Technical News from The Portland Group
Accelerating Visual C++ Applications on GPUs
PGI is exploring how to enable Microsoft Visual C++ developers to easily target NVIDIA GPU accelerators. NVIDIA's recently announced Parallel Nsight enables developers to write CUDA C, OpenCL or DirectCompute code for NVIDIA GPUs from within Visual Studio. All of these programming models are explicit models that require re-factoring to split out explicit GPU kernel functions, manage data movement between the host and GPU, configure parallel kernel launches, and manage the GPU memory hierarchy. Is there a way we can provide Visual C++ programmers a higher-level, more incremental and fully portable programming model for accessing the power of GPU accelerators?

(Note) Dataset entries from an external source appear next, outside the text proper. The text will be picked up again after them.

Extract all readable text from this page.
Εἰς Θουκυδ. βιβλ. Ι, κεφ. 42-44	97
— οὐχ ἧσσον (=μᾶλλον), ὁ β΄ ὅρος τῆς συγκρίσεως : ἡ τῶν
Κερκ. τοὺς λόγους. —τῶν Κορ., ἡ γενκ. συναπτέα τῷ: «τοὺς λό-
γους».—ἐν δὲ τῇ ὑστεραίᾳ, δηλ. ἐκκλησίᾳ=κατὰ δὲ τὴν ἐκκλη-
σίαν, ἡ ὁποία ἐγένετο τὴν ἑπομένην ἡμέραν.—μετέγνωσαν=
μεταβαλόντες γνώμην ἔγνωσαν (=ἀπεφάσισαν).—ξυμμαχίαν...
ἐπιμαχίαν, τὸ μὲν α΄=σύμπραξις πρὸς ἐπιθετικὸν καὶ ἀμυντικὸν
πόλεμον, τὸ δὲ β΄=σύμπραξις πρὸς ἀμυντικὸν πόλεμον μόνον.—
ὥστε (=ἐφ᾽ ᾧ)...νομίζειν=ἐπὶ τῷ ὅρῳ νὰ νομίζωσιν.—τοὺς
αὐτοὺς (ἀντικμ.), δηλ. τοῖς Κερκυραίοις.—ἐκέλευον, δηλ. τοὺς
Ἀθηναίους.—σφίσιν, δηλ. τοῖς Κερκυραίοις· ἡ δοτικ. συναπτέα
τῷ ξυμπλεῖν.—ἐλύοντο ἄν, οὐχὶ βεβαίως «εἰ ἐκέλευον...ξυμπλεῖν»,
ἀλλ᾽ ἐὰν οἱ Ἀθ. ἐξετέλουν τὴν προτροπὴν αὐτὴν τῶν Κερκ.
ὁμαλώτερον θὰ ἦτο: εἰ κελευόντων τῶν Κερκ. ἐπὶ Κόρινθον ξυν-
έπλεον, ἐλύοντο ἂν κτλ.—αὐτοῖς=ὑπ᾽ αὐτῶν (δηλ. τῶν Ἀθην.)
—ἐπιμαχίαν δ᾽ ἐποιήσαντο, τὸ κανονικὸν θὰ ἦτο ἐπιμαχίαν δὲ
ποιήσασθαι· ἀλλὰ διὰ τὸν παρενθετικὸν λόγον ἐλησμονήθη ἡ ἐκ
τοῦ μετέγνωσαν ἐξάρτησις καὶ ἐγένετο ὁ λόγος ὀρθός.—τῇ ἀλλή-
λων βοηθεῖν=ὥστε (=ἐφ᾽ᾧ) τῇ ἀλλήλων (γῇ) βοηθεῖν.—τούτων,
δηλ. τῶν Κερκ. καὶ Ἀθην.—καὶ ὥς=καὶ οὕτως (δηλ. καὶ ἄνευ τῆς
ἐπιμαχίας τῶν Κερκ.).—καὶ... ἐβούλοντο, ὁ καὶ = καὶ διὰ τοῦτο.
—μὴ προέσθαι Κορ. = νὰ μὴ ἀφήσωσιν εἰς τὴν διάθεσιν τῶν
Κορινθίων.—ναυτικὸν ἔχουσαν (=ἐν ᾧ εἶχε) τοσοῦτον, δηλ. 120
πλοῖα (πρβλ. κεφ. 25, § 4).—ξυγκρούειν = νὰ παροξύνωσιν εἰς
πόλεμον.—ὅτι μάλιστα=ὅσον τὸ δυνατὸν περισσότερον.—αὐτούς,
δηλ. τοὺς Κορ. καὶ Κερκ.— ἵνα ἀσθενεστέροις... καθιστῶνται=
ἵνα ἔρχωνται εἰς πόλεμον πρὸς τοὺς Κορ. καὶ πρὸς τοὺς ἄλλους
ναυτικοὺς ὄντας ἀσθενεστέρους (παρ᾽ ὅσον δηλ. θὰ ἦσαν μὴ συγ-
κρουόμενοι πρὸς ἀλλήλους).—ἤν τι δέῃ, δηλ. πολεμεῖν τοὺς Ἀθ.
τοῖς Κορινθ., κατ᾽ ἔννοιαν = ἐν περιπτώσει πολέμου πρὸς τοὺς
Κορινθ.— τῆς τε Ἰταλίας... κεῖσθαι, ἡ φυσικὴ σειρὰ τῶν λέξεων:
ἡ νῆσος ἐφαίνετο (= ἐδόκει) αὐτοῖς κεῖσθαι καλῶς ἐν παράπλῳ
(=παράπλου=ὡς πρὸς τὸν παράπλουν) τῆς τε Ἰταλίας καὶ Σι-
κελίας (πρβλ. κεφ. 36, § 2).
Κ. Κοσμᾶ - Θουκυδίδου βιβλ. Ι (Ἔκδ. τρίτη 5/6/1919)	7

The PGI Accelerator Programming Model
The PGI C compiler for Windows supports programming for GPUs using the PGI Accelerator programming model. This model is a directive-based method for guiding the compiler to automatically translate loop nests into code (called kernels) for GPUs. The directives are enabled via a compiler option; without the option, or when compiling the code with another compiler, the directives are treated as comments and ignored. This feature of a directives-based model allows source code to remain compiler-neutral and portable. In C, PGI Accelerator directives are implemented using the pragma mechanism and should look familiar to anyone who has used OpenMP pragmas for multi-core programming.
Creating a PGI Accelerator C Compiler Plug-in for VC++
The PGI C compiler for Windows is not currently available for use within Visual Studio. However, PGI Visual Fortran incorporates the PGI Fortran compiler for Windows, a PGI-custom project system, debug engine and Fortran editing facilities into Visual Studio to create a state-of-the-art Windows Fortran programming environment. PVF projects can be mixed with VC++ projects to create mixed-language solutions, and the PGI debug engine can be used to debug both Fortran and VC++ code.
These capabilities and features give us most of the components we needed to create a Beta-level PGI Accelerator C compiler plug-in for VC++. To create the plug-in, we re-used many elements of PGI Visual Fortran including the PGI debug engine. We incorporated the PGI C compiler, and introduced an option to compile specific files with it in place of Microsoft C++, relying on the VC++ language facility for editing of PGI-compiled C code.
Using the PGI Accelerator C Plug-in within Visual Studio
The first step to programming GPUs using the PGI Accelerator C plug-in for Visual Studio is to find a section of code in an existing VC++ project that is a candidate for offloading onto the GPU. As an example, we’ll use an implementation of the Mersenne Twister pseudorandom number generator originally written by NVIDIA and ported to run on NVIDIA GPUs using PGI Accelerator pragmas by Federico Dal Castello of STMicroelectronics.
The screen shot below shows the serial and OpenMP multi-core versions of the main loop, both of which make calls to the sgenrand_mt() and genrand_mt() functions to do most of the work in the random number generation:
Running the serial and OpenMP versions of the code we see the following:
The performance is measured as "throughput" in megabytes per second, so a larger number is better. Performance scales nearly linearly to two cores of our dual-core Windows 7 system, but does not seem to benefit from hyperthreading.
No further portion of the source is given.